The other side of the coin is humility. The ability to be without pride or arrogance. A leader who recognizes their equality with their followers is truly inspiring. To borrow a phrase from the Bible, “With pride comes, then comes disgrace, but with humility comes wisdom.” (Proverbs 11:12)
The dangers of leadership
“Do what is right, not what is easy” is the often-quoted phrase, because leadership is not easy and can even be dangerous. “Leadership becomes dangerous,” as Harvard professors Ronald Heifetz and Martin Linsky write, “when leaders challenge people’s habits, values, and beliefs and people cannot see the bright future for which the rulers ask them to sacrifice themselves, but see only suggested possibilities requiring great loss”.
Indeed, the hard part is “…to actually wield power when you get to the top — to actually get things done,” according to Gergen. He is of the opinion that it is easy to become a leader, to reach the top, especially with the advent of social media. However, becoming a good leader is difficult because there are “… so many obstacles in the way of progress”.

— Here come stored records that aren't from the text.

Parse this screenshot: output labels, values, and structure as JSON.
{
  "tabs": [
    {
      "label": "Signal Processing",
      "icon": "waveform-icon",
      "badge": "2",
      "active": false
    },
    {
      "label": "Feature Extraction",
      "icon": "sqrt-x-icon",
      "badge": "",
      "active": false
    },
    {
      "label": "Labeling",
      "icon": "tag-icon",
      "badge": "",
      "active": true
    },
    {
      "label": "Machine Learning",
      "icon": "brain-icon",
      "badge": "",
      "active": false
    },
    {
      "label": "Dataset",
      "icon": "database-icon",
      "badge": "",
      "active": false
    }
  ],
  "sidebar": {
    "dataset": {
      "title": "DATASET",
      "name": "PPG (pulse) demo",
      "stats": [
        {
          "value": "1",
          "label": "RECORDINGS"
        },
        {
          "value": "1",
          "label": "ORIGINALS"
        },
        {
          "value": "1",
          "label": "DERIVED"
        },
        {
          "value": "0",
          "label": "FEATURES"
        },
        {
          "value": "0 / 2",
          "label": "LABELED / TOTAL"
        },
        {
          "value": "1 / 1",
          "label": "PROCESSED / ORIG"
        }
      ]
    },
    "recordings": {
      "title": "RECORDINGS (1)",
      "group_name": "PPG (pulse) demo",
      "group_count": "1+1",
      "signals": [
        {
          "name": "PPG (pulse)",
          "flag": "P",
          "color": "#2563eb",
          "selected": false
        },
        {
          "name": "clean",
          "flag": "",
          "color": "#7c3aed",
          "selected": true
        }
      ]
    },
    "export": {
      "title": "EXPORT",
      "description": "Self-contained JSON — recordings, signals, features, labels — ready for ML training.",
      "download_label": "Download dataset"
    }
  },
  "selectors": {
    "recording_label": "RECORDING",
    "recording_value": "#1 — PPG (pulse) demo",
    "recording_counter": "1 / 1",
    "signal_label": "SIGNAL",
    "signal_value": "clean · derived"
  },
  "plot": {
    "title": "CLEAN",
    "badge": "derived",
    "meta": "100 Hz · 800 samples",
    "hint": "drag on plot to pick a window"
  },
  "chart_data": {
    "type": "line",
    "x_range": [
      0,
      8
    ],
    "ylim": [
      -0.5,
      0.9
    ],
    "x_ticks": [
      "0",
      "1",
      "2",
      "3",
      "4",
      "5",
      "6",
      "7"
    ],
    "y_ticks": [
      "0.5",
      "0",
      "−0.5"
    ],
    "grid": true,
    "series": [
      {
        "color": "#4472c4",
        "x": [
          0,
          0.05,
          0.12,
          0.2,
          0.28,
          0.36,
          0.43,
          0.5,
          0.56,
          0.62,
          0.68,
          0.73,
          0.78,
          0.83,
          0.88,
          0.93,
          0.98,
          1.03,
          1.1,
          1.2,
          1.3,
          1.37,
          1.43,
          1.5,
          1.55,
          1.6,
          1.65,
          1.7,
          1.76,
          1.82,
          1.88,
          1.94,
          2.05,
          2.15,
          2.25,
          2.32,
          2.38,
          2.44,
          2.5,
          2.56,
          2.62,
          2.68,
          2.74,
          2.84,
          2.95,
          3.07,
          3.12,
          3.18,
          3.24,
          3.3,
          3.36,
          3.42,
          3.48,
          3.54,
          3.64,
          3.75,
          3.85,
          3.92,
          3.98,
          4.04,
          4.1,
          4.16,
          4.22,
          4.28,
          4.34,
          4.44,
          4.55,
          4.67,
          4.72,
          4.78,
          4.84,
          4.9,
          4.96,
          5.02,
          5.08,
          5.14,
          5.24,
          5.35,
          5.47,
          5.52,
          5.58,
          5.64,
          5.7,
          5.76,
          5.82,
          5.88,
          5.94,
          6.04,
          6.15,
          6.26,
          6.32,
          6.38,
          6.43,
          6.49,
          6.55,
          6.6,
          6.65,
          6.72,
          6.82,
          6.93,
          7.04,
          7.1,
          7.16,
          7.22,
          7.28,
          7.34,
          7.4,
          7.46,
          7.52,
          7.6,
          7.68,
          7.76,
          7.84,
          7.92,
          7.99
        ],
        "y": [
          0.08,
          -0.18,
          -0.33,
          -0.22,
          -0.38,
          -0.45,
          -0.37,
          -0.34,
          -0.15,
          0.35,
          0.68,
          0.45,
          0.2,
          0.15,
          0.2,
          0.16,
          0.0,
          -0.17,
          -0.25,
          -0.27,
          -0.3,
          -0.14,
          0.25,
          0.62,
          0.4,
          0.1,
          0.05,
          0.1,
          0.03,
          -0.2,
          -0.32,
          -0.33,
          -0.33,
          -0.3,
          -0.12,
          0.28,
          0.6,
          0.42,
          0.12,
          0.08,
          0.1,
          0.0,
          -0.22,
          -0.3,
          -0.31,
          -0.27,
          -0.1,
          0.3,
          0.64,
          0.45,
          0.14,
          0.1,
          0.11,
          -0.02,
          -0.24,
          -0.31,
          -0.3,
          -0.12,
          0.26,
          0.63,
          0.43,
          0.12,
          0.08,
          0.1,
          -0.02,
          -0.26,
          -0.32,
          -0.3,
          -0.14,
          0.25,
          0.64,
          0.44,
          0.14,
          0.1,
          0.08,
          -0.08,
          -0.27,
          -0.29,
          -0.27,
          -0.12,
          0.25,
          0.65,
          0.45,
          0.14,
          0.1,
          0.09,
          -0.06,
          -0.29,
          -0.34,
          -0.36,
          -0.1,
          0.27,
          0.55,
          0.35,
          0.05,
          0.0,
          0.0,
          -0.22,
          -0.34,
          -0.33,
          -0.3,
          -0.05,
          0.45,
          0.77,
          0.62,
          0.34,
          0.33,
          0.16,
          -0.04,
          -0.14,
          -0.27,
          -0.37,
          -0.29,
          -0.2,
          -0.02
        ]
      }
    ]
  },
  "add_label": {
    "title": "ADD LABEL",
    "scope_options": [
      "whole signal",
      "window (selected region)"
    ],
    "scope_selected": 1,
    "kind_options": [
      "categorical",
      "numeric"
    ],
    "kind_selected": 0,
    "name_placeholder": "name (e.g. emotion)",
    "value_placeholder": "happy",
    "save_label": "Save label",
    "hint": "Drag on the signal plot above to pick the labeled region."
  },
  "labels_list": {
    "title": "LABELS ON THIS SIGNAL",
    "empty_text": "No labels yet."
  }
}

This is where adaptive leadership is needed. Heifetz, one of the world’s foremost figures in the practice and teaching of leadership, says adaptive leadership is “the practice of mobilizing people to meet difficult challenges and thrive.” These leaders are “open-minded, self-correcting, and empathetic to their employees,” where adaptive leaders value each person’s opinion and each team member has the ability to solve challenges.
In conclusion, one last reminder. To quote Carl W. Buehne, “They may forget what you said, but they will never forget how you made them feel.” And so, don’t forget to convey your appreciation, thank them in public, praise their good work and, if possible, and with the help of social media, remember their birthdays.
The author completed his Masters in Public Administration at Harvard Kennedy School.